However, to date, there has been limited systematic study of retraction indexing quality: we are aware of one database-wide comparison of PubMed and Web of Science (Schmidt, 2018), and multiple smaller studies highlighting database indexing problems for items with the same reason for retraction (e.g., Malički et al., 2019) or same field of study (e.g., Bakker & Riegelman, 2018; Dal-Ré & Ayuso, 2020; among many others). An analysis of PubMed's duplicate publication index in 2013 found 48% (12/25) of retracted publications (identified by publisher notices) did not show retraction status correctly for duplicate publications, and these problems persisted after authors contacted PubMed and editors during a 5-year follow-up period (Malički et al., 2019). 38% of mental health articles and 4% of genetics articles marked as retracted in Retraction Watch were not indexed as retracted in PubMed (Bakker & Riegelman, 2018; Dal-Ré & Ayuso, 2020). An analysis of 144 retracted articles in mental health found that only 7% (10/144) of retracted items were marked as such across a variety of publisher sites and database records (i.e., EBSCO databases, MEDLINE and PsycINFO via Ovid, PubMed, Scopus, Web of Science), and of those, the majority only indicated the retraction in one place (Bakker & Riegelman, 2018).

While it is known that retraction indexes are incomplete, there has been no systematic assessment of the extent to which retraction metadata agrees in multidisciplinary databases. This study fills that gap.

2. Goals and Research Questions

We construct a union list of all DOIs indexed as retracted publications in at least one of four multidisciplinary sources: Crossref, Retraction Watch, Scopus, and Web of Science.
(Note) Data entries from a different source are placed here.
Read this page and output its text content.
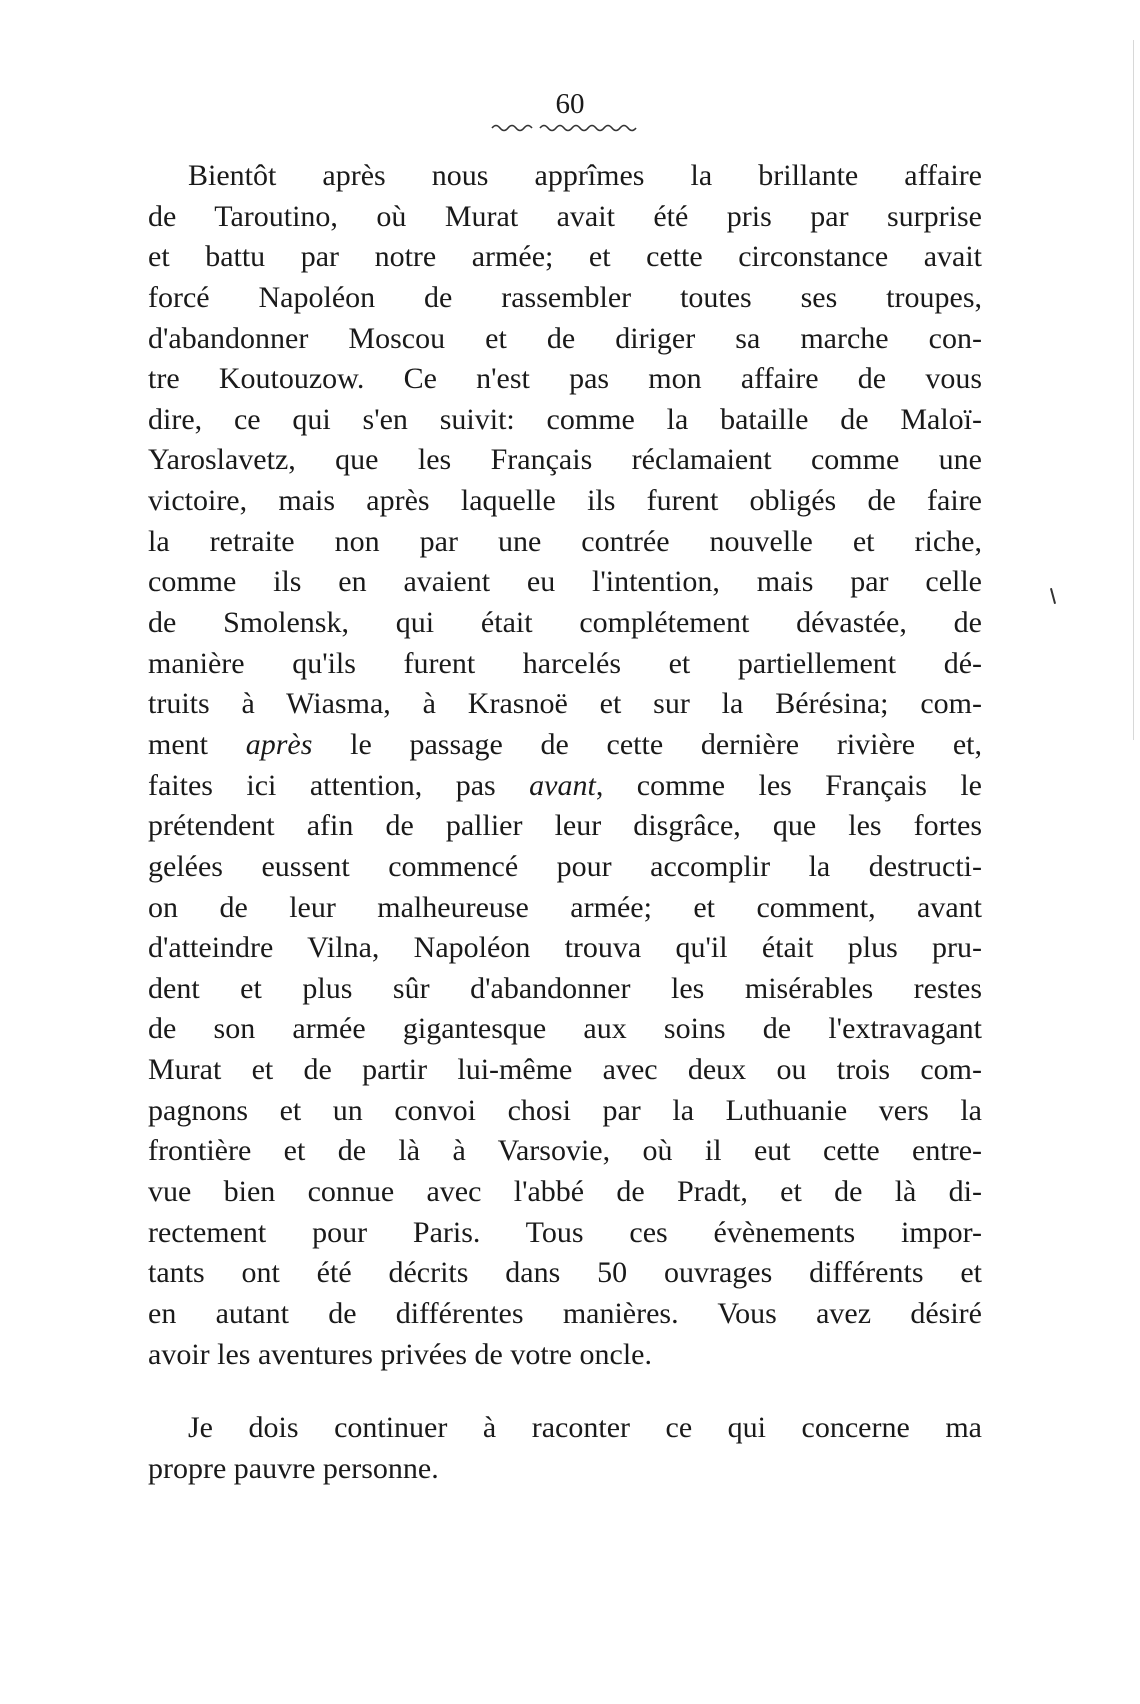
60
Bientôt après nous apprîmes la brillante affaire
de Taroutino, où Murat avait été pris par surprise
et battu par notre armée; et cette circonstance avait
forcé Napoléon de rassembler toutes ses troupes,
d'abandonner Moscou et de diriger sa marche con-
tre Koutouzow. Ce n'est pas mon affaire de vous
dire, ce qui s'en suivit: comme la bataille de Maloï-
Yaroslavetz, que les Français réclamaient comme une
victoire, mais après laquelle ils furent obligés de faire
la retraite non par une contrée nouvelle et riche,
comme ils en avaient eu l'intention, mais par celle
de Smolensk, qui était complétement dévastée, de
manière qu'ils furent harcelés et partiellement dé-
truits à Wiasma, à Krasnoë et sur la Bérésina; com-
ment après le passage de cette dernière rivière et,
faites ici attention, pas avant, comme les Français le
prétendent afin de pallier leur disgrâce, que les fortes
gelées eussent commencé pour accomplir la destructi-
on de leur malheureuse armée; et comment, avant
d'atteindre Vilna, Napoléon trouva qu'il était plus pru-
dent et plus sûr d'abandonner les misérables restes
de son armée gigantesque aux soins de l'extravagant
Murat et de partir lui-même avec deux ou trois com-
pagnons et un convoi chosi par la Luthuanie vers la
frontière et de là à Varsovie, où il eut cette entre-
vue bien connue avec l'abbé de Pradt, et de là di-
rectement pour Paris. Tous ces évènements impor-
tants ont été décrits dans 50 ouvrages différents et
en autant de différentes manières. Vous avez désiré
avoir les aventures privées de votre oncle.
Je dois continuer à raconter ce qui concerne ma
propre pauvre personne.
We check the extent to which each source agrees with the union list, restricting to each source’s coverage.

Our specific research questions are:

  1. How many DOIs are indexed as retracted publications in each of Crossref, Retraction Watch, Scopus, and Web of Science? Overall, how many DOIs are indexed as retracted publications in at least one source?

  2. How much agreement does each source have with the union list, restricting to its coverage?

  3. Does the level of agreement in DOIs indexed as retracted publications vary by field, publication year, or retraction year?

  4. For a sample of DOIs with less than 100% agreement in retraction indexing, does the publisher's website indicate that they are retracted publications?

3. Methods and Data

3.1. Methods and Data for RQ1: How many DOIs are indexed as retracted publications in each of Crossref, Retraction Watch, Scopus, and Web of Science? Overall, how many DOIs are indexed as retracted publications in at least one source?

To address RQ1, we create a list of DOIs that are indexed as retracted publications in one or more of our sources. To do this, we extract metadata about retracted publications as shown in Table 1.

After retrieving DOIs indexed as retracted publications, we deduplicate metadata within each data source, removing duplicate items with the same DOI. For ease of matching, we also remove items without DOI. Then we combine metadata across the four sources. Each DOI is annotated with a list of the sources that indexed it as a retracted publication, which we call rp_indexed_in.

We do not seek to retrieve publications indexed as errata or correction because according to the Committee on Publishing Ethics (COPE) (2019), retractions should be distinguished from other types of correction or comment.

Table 1. Retracted publications identified from multidisciplinary sources.

Source Search Query Query Results Retrieved1 Search Date Top Categories
(as categorized by source)
Crossref Update_type=(
'retraction',
'Retraction',
'retracion',
'retration',
'partial_retraction',
'withdrawal','removal')
14,745 2023-04-05

General Medicine (1738);

Pharmacology (medical) (1315);

Multidisciplinary (883);

General Computer Science (426);

General Environmental Science (385); Biochemistry (385)

Retraction Watch All results 39,301 2023-03-27

((BLS) Biology - Cancer;(BLS) Biology - Cellular;(BLS) Genetics;(838)

(B/T) Computer Science;(B/T) Technology; (719)

(B/T) Computer Science; (674)

Scopus2 DOCTYPE("tb")3 21,515 2023-04-05

Computer Science (6,911)

Engineering (5,887)

Medicine (3,908)

Biochemistry, Genetics and Molecular Biology (2,935)

Business, Management and Accounting (2,884)

Physics and Astronomy (2,078)

Web of Science (WOS) all collections DT="Retracted Publication" 16,434 2023-04-05

Biochemistry Molecular Biology (7,920)

Genetics Heredity (5,796)

Cell Biology (5,495)

Pharmacology Pharmacy (5,010)

Oncology (4,225)

Immunology (2,810)

3.2. Methods and Data for RQ2: How much agreement does each source have with the union list, restricting to its coverage?

An item might not be found in a given source on a given search date, because either: the item was not covered by the source; or, the item was covered but is not indexed as a retracted publication in that source. For a given DOI, we poll each source that it is not "rp_indexed_in" (using results from RQ1), to see whether the DOI is "covered_in" the source. We use APIs for Crossref, Scopus, and Web of Science; for Retraction Watch, there is nothing to check because our database dump only covers retracted publications.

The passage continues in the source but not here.